Allí estaba el par de zapatos ordenadamente dispuesto y expectante.
De su
saco extrajo con cuidado media docena de paquetes que apiló metódicamente.
Primero los más grandes como base de sustentación; después los medianos; por
último los más ligeros. Vacío el saco, buscó de nuevo el hueco de la ventana.
Pero en lugar de volver por donde había venido siguió hacia delante. Cerca ya
de la salida sus manos tropezaron con un objeto que no le resultó familiar. Las
yemas de sus dedos describieron algo que parecía una cerradura. Después
reconocieron una ruedecilla dentada y un pequeño picaporte. Mientras se afanaba
en pensar qué diablos sería aquello, su cara golpeó con un trozo de madera. Era
la parte trasera de un cuadro que tamborileó por el impacto. Después sus oídos
percibieron un ruido singular: ¡clic!
El clic
no vino solo. Al unísono se encendieron todas las lámparas. Sus pupilas se
contrajeron.

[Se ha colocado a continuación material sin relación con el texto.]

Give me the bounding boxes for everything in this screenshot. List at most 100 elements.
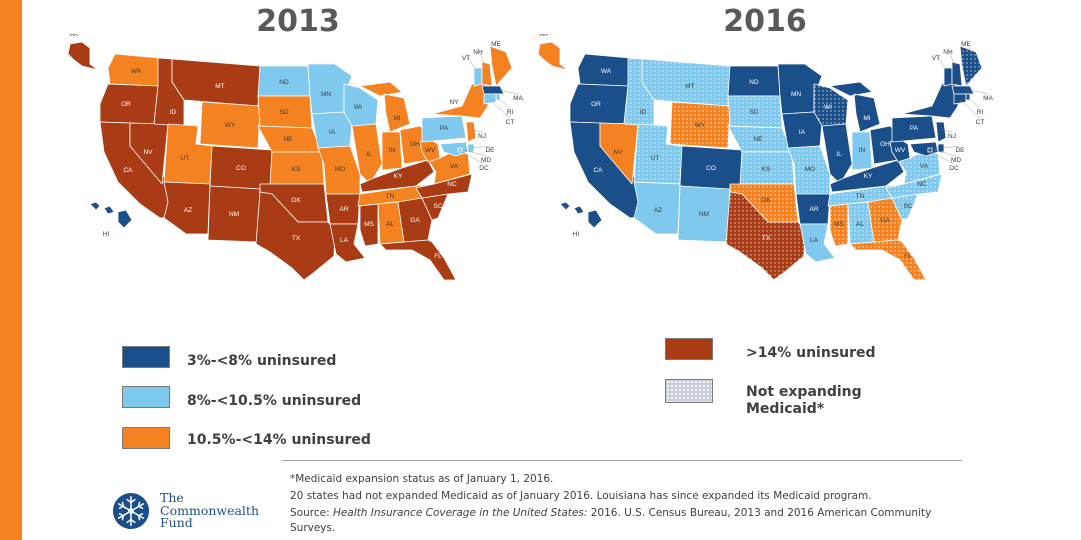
- state-label-ok: OK: [761, 197, 771, 204]
- state-label-me: ME: [961, 41, 971, 48]
- state-ms: [359, 203, 379, 247]
- not-expanding-overlay-ms: [830, 204, 848, 246]
- leader-line-ri: [497, 97, 511, 109]
- orange-accent-bar: [0, 0, 22, 540]
- state-label-fl: FL: [434, 253, 442, 260]
- state-dc: [457, 147, 463, 153]
- state-label-wv: WV: [425, 147, 436, 154]
- state-label-in: IN: [859, 147, 866, 154]
- state-label-ms: MS: [364, 221, 374, 228]
- state-label-fl: FL: [904, 253, 912, 260]
- state-label-nh: NH: [473, 49, 483, 56]
- state-label-wy: WY: [225, 122, 236, 129]
- state-label-co: CO: [236, 165, 246, 172]
- commonwealth-fund-logo-icon: [112, 492, 150, 530]
- state-label-wv: WV: [895, 147, 906, 154]
- logo-text-line3: Fund: [160, 515, 193, 530]
- state-label-il: IL: [366, 151, 372, 158]
- legend-swatch-dark-blue: [122, 346, 170, 368]
- state-hi: [89, 201, 133, 229]
- legend-label-not-expanding: Not expanding Medicaid*: [746, 384, 862, 417]
- state-de: [937, 143, 945, 153]
- state-label-mt: MT: [685, 83, 694, 90]
- state-label-nc: NC: [447, 181, 457, 188]
- not-expanding-overlay-wy: [670, 102, 730, 148]
- state-la: [799, 223, 836, 263]
- legend-label-orange: 10.5%-<14% uninsured: [187, 432, 371, 448]
- state-label-mo: MO: [335, 166, 345, 173]
- state-label-ar: AR: [339, 206, 348, 213]
- state-az: [163, 181, 211, 235]
- not-expanding-overlay-sc: [892, 194, 918, 220]
- state-label-ct: CT: [976, 119, 985, 126]
- commonwealth-fund-logo-text: The Commonwealth Fund: [160, 491, 259, 530]
- state-ny: [431, 81, 489, 119]
- state-ak: [67, 41, 99, 71]
- not-expanding-overlay-va: [898, 152, 940, 184]
- state-label-nd: ND: [279, 79, 289, 86]
- not-expanding-overlay-me: [960, 46, 982, 86]
- state-label-nh: NH: [943, 49, 953, 56]
- leader-line-me: [965, 39, 975, 59]
- state-label-nc: NC: [917, 181, 927, 188]
- us-map-2013: WA OR CA NV ID MT WY UT CO AZ NM ND SD NE KS OK TX MN IA MO…: [67, 34, 524, 280]
- leader-line-ma: [969, 89, 989, 95]
- state-la: [329, 223, 366, 263]
- not-expanding-overlay-ut: [634, 124, 682, 184]
- leader-line-nh: [477, 47, 486, 67]
- state-label-mt: MT: [215, 83, 224, 90]
- state-ga: [397, 197, 433, 243]
- state-vt: [473, 67, 483, 87]
- state-label-ut: UT: [181, 155, 190, 162]
- state-ky: [359, 159, 435, 193]
- state-label-nv: NV: [143, 149, 153, 156]
- leader-line-nj: [941, 129, 953, 133]
- state-label-ri: RI: [977, 109, 984, 116]
- state-label-ne: NE: [753, 136, 763, 143]
- state-de: [467, 143, 475, 153]
- state-label-wi: WI: [354, 104, 362, 111]
- not-expanding-overlay-nc: [886, 174, 942, 198]
- not-expanding-overlay-mt: [642, 59, 730, 106]
- state-label-nm: NM: [229, 211, 239, 218]
- state-nh: [481, 61, 493, 87]
- state-label-wy: WY: [695, 122, 706, 129]
- state-label-ri: RI: [507, 109, 514, 116]
- leader-line-ct: [959, 99, 981, 119]
- state-label-ny: NY: [449, 99, 459, 106]
- state-label-ca: CA: [123, 167, 133, 174]
- state-label-il: IL: [836, 151, 842, 158]
- leader-line-de: [471, 145, 491, 149]
- state-label-in: IN: [389, 147, 396, 154]
- not-expanding-overlay-al: [848, 202, 874, 244]
- state-label-mo: MO: [805, 166, 815, 173]
- state-label-mn: MN: [791, 91, 801, 98]
- legend-swatch-orange: [122, 427, 170, 449]
- footnote-source: Source: Health Insurance Coverage in the…: [290, 506, 970, 536]
- leader-line-me: [495, 39, 505, 59]
- state-label-tn: TN: [856, 193, 865, 200]
- legend-label-rust: >14% uninsured: [746, 345, 876, 361]
- state-label-wi: WI: [824, 104, 832, 111]
- state-label-ks: KS: [292, 166, 301, 173]
- state-label-az: AZ: [184, 207, 192, 214]
- state-ky: [829, 159, 905, 193]
- state-label-ca: CA: [593, 167, 603, 174]
- state-label-la: LA: [810, 237, 819, 244]
- state-md: [439, 141, 469, 157]
- state-label-ma: MA: [513, 95, 523, 102]
- state-fl: [379, 239, 457, 280]
- state-label-hi: HI: [573, 231, 580, 238]
- state-label-al: AL: [856, 221, 864, 228]
- leader-line-md: [933, 149, 957, 157]
- state-label-mi: MI: [863, 115, 870, 122]
- source-prefix: Source:: [290, 507, 333, 519]
- leader-line-vt: [465, 53, 477, 71]
- us-map-2016: WA OR CA NV ID MT WY UT CO AZ NM ND SD NE KS OK TX MN IA MO…: [537, 34, 994, 280]
- legend-label-dark-blue: 3%-<8% uninsured: [187, 353, 337, 369]
- state-ma: [481, 85, 505, 95]
- state-label-ne: NE: [283, 136, 293, 143]
- leader-line-vt: [935, 53, 947, 71]
- state-label-nj: NJ: [478, 133, 486, 140]
- state-il: [821, 123, 853, 185]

Incapaz de mover ni un solo músculo giró el cuello y, sorprendido,
vio tras de sí a un sujeto trajeado en gris marengo. Estaba sentado sobre un
sillón, con las piernas cruzadas. Le miraba ansioso y satisfecho a la vez. De
sus labios brotaron unas palabras:
¾-¡Has
caído en el garlito! ¡Ya eres nuestro!
Todavía
medio abobado por el golpe, constató la presencia de otros tres individuos que,
armados con sendas pistolas, le encañonaban con pulso firme, amenazando con
abrasarle al menor descuido.
* * * * *
Dos hombres conversaban animosamente
mientras caminaban hacia las celdas.
-Nos ha
costado lo nuestro, pero al final lo hemos atrapado - dijo el hombre del traje
gris marengo.
-Ciertamente
ha sido una trampa ingeniosa. Usted comprendió que la Noche de Reyes el ladrón
no resistiría la tentación de las ventanas abiertas - le felicitaba el
Comisario Jefe.
-Lo que
nunca pude imaginar es que sería negro. En esta ciudad apenas hemos detenido
delincuentes de color.
Habían llegado. El carcelero les
facilitó la entrada.
-Síganme,
por favor, está en la treinta y tres.
Al alcanzar el lugar señalado lo que
vieron les dejó helados: la celda estaba desierta. Y sin embargo, las rejas
permanecían intactas y la puerta cerrada. Repuestos de su estupor inicial,
repararon en un paquete envuelto en papel de vivos colores y motivos navideños.
Descansaba sobre un taburete de madera. Los tres se precipitaron sobre el
objeto brillante. El Comisario Jefe desgarró el envoltorio con avidez, dejando
al descubierto su contenido.
-¡Es...
Es carbón! - gritaron los tres a la vez.